Recently used my Megs G220 to machine polish a few panels of my car, I found really high levels of vibration, so much so that my hand was tingling, this was with the pad properly centered on the backing plate! any advice or is this normal with such a machine?


----------



## GNshaving (Feb 13, 2014)

Hi mate, if that polisher is an orbital then that's normal.


----------



## Manson23 (Apr 9, 2014)

Cheers for the reply! Sorry forgot to say that it is indeed a Dual Action polisher, do the higher end DA polishers such as the Flex 3401 or the Rupes polishers have such high levels of vibration as well?


----------



## Spoony (May 28, 2007)

It's normal but you've got to be careful with how much you use it incase it can end up with you having HAVS


----------



## Steampunk (Aug 11, 2011)

Whilst entry-level 8mm DA's such as this will always have some level of vibration - which can be hard on your wrists if used regularly - I have found that careful selection of pad, backing plate, and polishing style to massively help in occasional use. This is coming from a long-term G110V2 (US G220) user...

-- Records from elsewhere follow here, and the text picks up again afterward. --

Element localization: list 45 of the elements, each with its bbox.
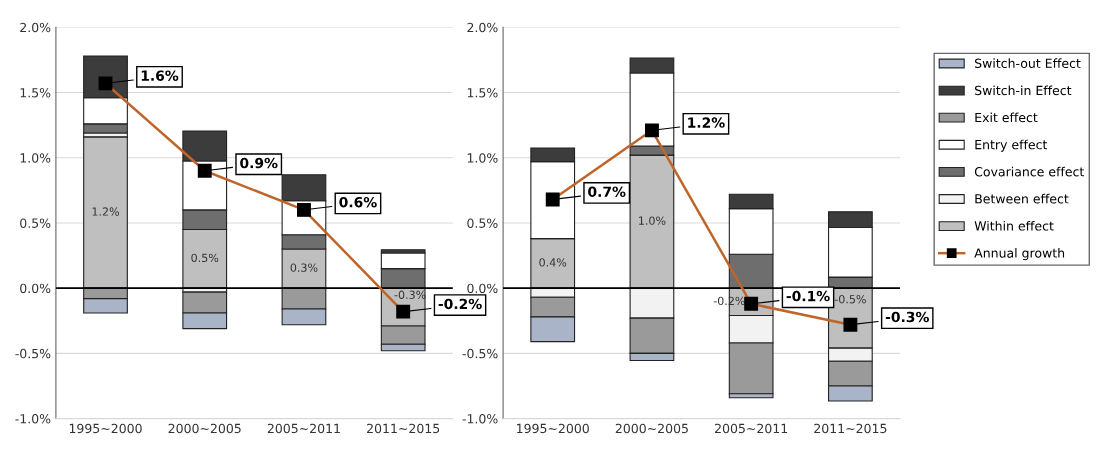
legend-label: Annual growth <box>974 248 1065 261</box>
data-label: 1.6% <box>141 70 179 81</box>
data-label: 1.0% <box>639 216 666 225</box>
x-tick-label: 2000~2005 <box>168 423 241 434</box>
y-tick-label: 1.5% <box>467 87 498 98</box>
data-label: 0.9% <box>240 157 278 169</box>
data-label: -0.5% <box>834 294 866 304</box>
legend-label: Covariance effect <box>974 166 1085 177</box>
y-tick-label: -0.5% <box>462 348 498 359</box>
legend-label: Between effect <box>975 193 1069 204</box>
y-tick-label: 2.0% <box>467 22 498 33</box>
data-label: 0.3% <box>290 263 318 272</box>
y-tick-label: 0.0% <box>467 283 498 294</box>
legend-label: Within effect <box>974 220 1054 231</box>
y-tick-label: -1.0% <box>462 414 498 424</box>
x-tick-label: 1995~2000 <box>517 423 589 434</box>
x-tick-label: 1995~2000 <box>69 423 142 434</box>
x-tick-label: 2011~2015 <box>367 423 440 434</box>
legend-label: Entry effect <box>975 139 1048 152</box>
y-tick-label: 0.5% <box>20 218 51 228</box>
data-label: 0.7% <box>588 186 626 197</box>
data-label: 0.4% <box>539 258 567 267</box>
y-tick-label: 1.5% <box>20 87 51 98</box>
data-label: 0.6% <box>339 196 377 208</box>
y-tick-label: 0.5% <box>467 218 498 228</box>
y-tick-label: 1.0% <box>20 153 51 163</box>
y-tick-label: 2.0% <box>20 22 51 33</box>
data-label: 1.2% <box>688 117 725 128</box>
y-tick-label: 0.0% <box>20 283 51 294</box>
x-tick-label: 2000~2005 <box>615 423 688 434</box>
x-tick-label: 2005~2011 <box>715 423 788 434</box>
data-label: -0.1% <box>786 290 830 302</box>
data-label: -0.2% <box>438 298 482 310</box>
bar <box>83 136 128 289</box>
x-tick-label: 2005~2011 <box>267 423 340 434</box>
data-label: -0.3% <box>885 311 929 323</box>
data-label: 0.5% <box>191 253 219 263</box>
y-tick-label: 1.0% <box>467 153 498 163</box>
legend-label: Exit effect <box>975 112 1038 123</box>
y-tick-label: -0.5% <box>15 348 51 359</box>
legend-label: Switch-out Effect <box>975 58 1081 69</box>
data-label: 1.2% <box>92 207 120 216</box>
y-tick-label: -1.0% <box>15 414 51 424</box>
x-tick-label: 2011~2015 <box>814 423 887 434</box>
legend-label: Switch-in Effect <box>975 85 1072 96</box>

Firstly, I would avoid 6" backing plates and 6-1/2"+ pads, or smaller pads which are over 1" tall. These will all enhance vibration. 

Stick to lightweight, low-profile, 5-1/2" pads for major correction (LC Hydro-Tech 'Rotary' pads, microfiber cutting discs, etc.) and for the most part things aren't too uncomfortable. If you want to drop some coin, I would use Scholl Concepts Spider pads. These are by far and away the smoothest running pads on a DA I have had the pleasure to use, and really help to cut down on vibration. 

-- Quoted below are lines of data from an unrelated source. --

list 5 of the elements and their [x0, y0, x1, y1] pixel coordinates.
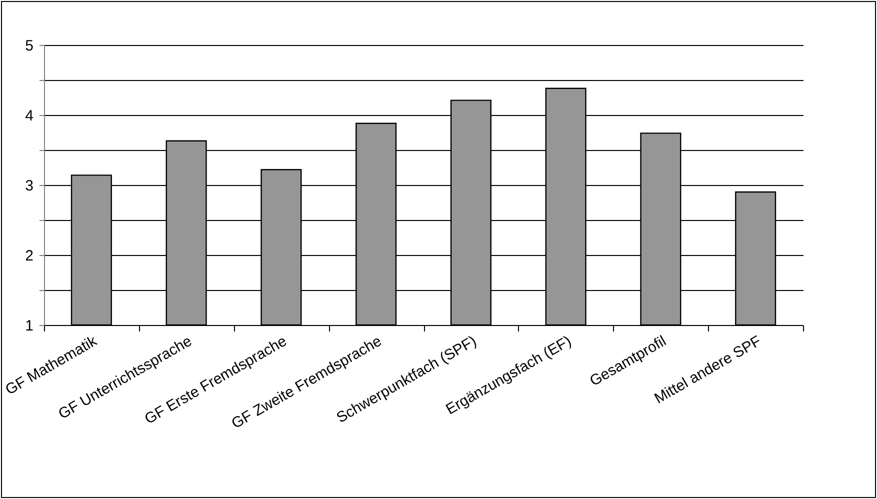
- y-tick-label: 4: [25, 108, 34, 124]
- y-tick-label: 1: [25, 318, 34, 334]
- y-tick-label: 2: [25, 248, 34, 264]
- y-tick-label: 3: [25, 178, 34, 194]
- y-tick-label: 5: [25, 38, 34, 54]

Lastly, I would also avoid using top speed (6). For the most part, many corrective tasks can easily be accomplished at speeds 3-5, where the vibrations are at a lower, less jarring frequency. Furthermore, learning to lightly cradle the machine also helps to lessen the vibration transfer to your body. 

If you want to invest in something a little higher-end, Rupes machines have been heralded since their release as being smoother (Especially at high speeds.), and Meguiar's also recently released the MT300, with one of the primary features of its development being reduced vibration and user fatigue over the G-series. However, for the lowest vibration levels, a rotary - which has no oscillating parts - will still be king. 

Hopefully this helps...

Steampunk


----------



## Andy-P (Jun 1, 2014)

Yep, one of the reasons why I bought a rotary instead.


----------



## m4rkymark (Aug 17, 2014)

Agree with andyp, I couldn't use a da, too much vibration.


----------



## GNshaving (Feb 13, 2014)

No problems mate


----------



## greymda (Feb 16, 2014)

take a look at the new Meguiars thin DA foam discs. they are very thin and Michael Stoops stated that vibration on a DA using those is way less.


----------



## tattookev (Apr 28, 2014)

Ifound the meguires ones still vibratedba bit but noticeably less than my autoglm ones


----------